Un pauvre garçon du village a trouvé une créature inconnue dans le hangar et a eu pitié d’elle. S’il avait su comment sa bonté allait se retourner contre lui.

Pierre marchait à travers le champ d’un pas incertain, réfléchissant à pourquoi le destin avait décidé de lui infliger un véritable torrent de problèmes. Heureusement, la santé de ses proches était restée intacte, mais cela ne lui apportait guère de réconfort.

Tous ses soucis tournaient autour d’une seule chose : l’argent. Lorsqu’il avait appris l’héritage d’une maison imposante, il n’avait pas pu contenir sa joie. Mais cette joie se transforma rapidement en inquiétude : la maison, bien que solide de l’extérieur, se révélait être une véritable ruine à l’intérieur. Peu importe où il regardait, le constat était le même : pourriture et vétusté.

Au début, Pierre s’était attaqué aux réparations avec enthousiasme. Il avait remplacé les poutres pourries, refait le toit. Le résultat était impressionnant ! Mais au fil du temps, il commença à remarquer de nouveaux défauts. Les carreaux se décollaient, les plinthes se soulevaient avec le linoléum. Dans la cour, les constructions anciennes s’effondraient et la clôture penchait dangereusement, prête à tomber sur le terrain voisin.

Quand Pierre commença à retirer l’ancien linoléum, il découvrit que les planchers en bois étaient aussi complètement pourris. Et acheter des matériaux de construction de nos jours coûtait une fortune. Avec un salaire de 18 000 roubles, il lui restait à peine de quoi couvrir ses dépenses courantes, sans parler des réparations majeures.

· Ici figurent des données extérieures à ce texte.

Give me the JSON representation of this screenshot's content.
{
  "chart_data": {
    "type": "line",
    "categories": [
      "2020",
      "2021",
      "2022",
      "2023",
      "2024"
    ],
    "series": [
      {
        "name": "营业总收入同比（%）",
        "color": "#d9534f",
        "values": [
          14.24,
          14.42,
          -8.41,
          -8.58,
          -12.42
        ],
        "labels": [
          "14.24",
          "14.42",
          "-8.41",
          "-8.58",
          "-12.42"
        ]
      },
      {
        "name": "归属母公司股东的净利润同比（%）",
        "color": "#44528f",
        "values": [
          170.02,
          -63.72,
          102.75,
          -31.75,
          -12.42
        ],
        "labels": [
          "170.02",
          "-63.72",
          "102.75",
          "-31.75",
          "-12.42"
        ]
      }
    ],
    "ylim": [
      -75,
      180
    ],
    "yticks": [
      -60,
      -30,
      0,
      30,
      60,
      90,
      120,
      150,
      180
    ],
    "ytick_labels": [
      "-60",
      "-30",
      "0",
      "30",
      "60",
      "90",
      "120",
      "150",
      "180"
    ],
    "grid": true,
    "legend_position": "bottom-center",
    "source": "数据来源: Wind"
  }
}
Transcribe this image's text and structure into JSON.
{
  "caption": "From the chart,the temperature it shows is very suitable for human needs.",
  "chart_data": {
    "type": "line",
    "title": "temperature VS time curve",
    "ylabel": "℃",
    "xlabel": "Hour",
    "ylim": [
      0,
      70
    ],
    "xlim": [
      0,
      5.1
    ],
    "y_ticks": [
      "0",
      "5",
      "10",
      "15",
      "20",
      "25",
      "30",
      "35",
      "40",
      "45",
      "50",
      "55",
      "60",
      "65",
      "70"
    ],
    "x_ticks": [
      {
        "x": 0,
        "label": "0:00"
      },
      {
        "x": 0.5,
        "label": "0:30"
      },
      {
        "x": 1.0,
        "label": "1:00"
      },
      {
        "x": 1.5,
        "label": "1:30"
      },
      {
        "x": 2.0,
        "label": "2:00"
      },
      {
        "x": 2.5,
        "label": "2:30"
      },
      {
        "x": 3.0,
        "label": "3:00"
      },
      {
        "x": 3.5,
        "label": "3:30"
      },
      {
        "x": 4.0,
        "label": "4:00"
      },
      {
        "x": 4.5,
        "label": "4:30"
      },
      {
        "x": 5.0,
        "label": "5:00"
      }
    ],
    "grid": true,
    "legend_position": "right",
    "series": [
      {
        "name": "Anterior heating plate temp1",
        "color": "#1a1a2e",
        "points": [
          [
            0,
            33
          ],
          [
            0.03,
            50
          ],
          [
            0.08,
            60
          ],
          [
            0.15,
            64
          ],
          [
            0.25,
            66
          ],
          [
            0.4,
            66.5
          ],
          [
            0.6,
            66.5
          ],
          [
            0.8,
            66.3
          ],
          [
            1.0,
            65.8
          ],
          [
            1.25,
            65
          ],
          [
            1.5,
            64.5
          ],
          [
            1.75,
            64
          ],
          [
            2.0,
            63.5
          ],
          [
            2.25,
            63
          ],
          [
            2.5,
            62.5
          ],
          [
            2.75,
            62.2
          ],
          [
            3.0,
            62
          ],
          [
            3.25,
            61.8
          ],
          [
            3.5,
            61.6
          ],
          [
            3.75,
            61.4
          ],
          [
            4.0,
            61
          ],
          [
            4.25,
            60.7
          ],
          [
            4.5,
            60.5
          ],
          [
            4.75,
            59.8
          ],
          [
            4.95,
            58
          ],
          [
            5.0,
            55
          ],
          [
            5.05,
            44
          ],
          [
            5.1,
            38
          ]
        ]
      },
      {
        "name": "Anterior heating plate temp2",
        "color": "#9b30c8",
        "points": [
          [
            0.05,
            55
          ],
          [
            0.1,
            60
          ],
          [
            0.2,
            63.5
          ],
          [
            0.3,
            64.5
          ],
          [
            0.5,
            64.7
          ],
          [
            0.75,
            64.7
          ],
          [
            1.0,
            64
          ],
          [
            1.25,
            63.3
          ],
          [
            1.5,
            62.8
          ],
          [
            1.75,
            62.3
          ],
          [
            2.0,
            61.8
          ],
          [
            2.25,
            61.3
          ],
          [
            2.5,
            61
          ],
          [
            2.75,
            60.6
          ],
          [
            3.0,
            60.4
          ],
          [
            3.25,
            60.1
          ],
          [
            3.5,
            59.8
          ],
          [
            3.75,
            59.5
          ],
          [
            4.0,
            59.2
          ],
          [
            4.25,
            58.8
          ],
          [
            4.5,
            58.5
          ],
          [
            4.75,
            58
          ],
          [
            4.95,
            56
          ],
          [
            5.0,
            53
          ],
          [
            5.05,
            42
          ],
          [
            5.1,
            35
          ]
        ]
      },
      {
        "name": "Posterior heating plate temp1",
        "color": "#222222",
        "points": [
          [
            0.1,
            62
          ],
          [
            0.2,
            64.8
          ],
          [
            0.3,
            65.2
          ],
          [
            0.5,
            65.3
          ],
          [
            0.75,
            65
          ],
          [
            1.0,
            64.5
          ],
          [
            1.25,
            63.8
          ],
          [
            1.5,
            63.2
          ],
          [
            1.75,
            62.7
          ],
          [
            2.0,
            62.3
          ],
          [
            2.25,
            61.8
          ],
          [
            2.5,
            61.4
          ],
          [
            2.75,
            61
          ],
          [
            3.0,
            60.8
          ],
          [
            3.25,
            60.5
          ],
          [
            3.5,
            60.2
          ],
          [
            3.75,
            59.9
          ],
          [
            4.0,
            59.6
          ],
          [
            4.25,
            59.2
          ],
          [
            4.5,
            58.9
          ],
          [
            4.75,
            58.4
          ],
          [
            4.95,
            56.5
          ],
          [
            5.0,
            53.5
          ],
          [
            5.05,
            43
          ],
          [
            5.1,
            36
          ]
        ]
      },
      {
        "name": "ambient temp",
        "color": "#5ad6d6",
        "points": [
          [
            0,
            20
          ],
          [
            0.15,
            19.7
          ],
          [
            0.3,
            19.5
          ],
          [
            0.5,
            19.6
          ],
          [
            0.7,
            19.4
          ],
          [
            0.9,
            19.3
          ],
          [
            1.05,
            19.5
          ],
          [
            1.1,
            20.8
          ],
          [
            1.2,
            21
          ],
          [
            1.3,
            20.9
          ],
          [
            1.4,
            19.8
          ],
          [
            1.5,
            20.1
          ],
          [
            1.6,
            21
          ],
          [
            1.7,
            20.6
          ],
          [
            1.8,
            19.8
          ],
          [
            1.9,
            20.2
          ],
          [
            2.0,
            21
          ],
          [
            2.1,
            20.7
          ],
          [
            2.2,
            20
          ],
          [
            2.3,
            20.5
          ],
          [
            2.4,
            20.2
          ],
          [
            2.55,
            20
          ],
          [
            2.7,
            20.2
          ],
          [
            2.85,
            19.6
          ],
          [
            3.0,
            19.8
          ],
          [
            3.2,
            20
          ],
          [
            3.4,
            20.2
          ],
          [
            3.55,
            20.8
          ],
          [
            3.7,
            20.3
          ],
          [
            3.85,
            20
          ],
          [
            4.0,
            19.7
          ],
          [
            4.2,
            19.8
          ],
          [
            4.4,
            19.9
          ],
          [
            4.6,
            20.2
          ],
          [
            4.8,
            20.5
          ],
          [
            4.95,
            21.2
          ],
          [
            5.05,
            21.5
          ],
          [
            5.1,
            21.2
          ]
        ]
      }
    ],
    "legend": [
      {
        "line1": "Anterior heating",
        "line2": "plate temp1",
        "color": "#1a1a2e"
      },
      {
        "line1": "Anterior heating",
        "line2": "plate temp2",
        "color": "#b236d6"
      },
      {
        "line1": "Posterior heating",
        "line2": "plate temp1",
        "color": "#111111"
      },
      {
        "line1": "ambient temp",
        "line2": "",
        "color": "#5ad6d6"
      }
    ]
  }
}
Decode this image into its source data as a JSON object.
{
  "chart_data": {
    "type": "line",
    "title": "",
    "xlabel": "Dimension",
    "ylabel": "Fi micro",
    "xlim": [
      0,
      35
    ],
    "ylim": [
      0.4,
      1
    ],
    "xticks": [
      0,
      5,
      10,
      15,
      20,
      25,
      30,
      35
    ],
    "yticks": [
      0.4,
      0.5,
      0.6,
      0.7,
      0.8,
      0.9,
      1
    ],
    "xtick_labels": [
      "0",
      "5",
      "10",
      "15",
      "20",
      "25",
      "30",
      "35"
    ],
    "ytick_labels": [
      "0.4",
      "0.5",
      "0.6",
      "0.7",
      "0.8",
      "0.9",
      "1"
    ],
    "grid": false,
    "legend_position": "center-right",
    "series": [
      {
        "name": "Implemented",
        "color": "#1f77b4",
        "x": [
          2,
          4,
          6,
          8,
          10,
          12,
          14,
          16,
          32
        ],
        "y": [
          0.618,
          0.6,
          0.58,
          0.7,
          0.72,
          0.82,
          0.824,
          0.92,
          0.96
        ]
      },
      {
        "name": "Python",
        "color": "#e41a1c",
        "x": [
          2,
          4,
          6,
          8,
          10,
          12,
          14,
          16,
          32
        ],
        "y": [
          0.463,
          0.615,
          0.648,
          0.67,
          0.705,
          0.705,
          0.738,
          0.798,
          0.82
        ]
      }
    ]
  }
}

En plus, il fallait s’occuper du jardin envahi par les mauvaises herbes. Il devait acheter une tondeuse et des outils supplémentaires. Où trouver l’argent ? Les pensées de Pierre étaient sombres, mais il ne voulait pas vendre cette maison. Fini les séjours dans des dortoirs et des appartements en location. Si la maison était vendue maintenant, le montant de la vente ne suffirait même pas pour un logement décent en ville, sans parler des banlieues, où l’on ne trouverait que des maisons en ruine.

Dans ce quartier, les prix de l’immobilier étaient bas. La plupart des voisins menaient une existence modeste. Le seul exception était un manoir luxueux au milieu des maisons de plain-pied. On disait que son propriétaire, un ancien homme d’affaires influent, avait orné son domaine de nombreuses créations architecturales : des tourelles, des fontaines, des sculptures de jardin. L’entretien était assuré par une équipe de travailleurs. Cependant, un haut mur de pierre cachait toutes ces beautés aux yeux des passants.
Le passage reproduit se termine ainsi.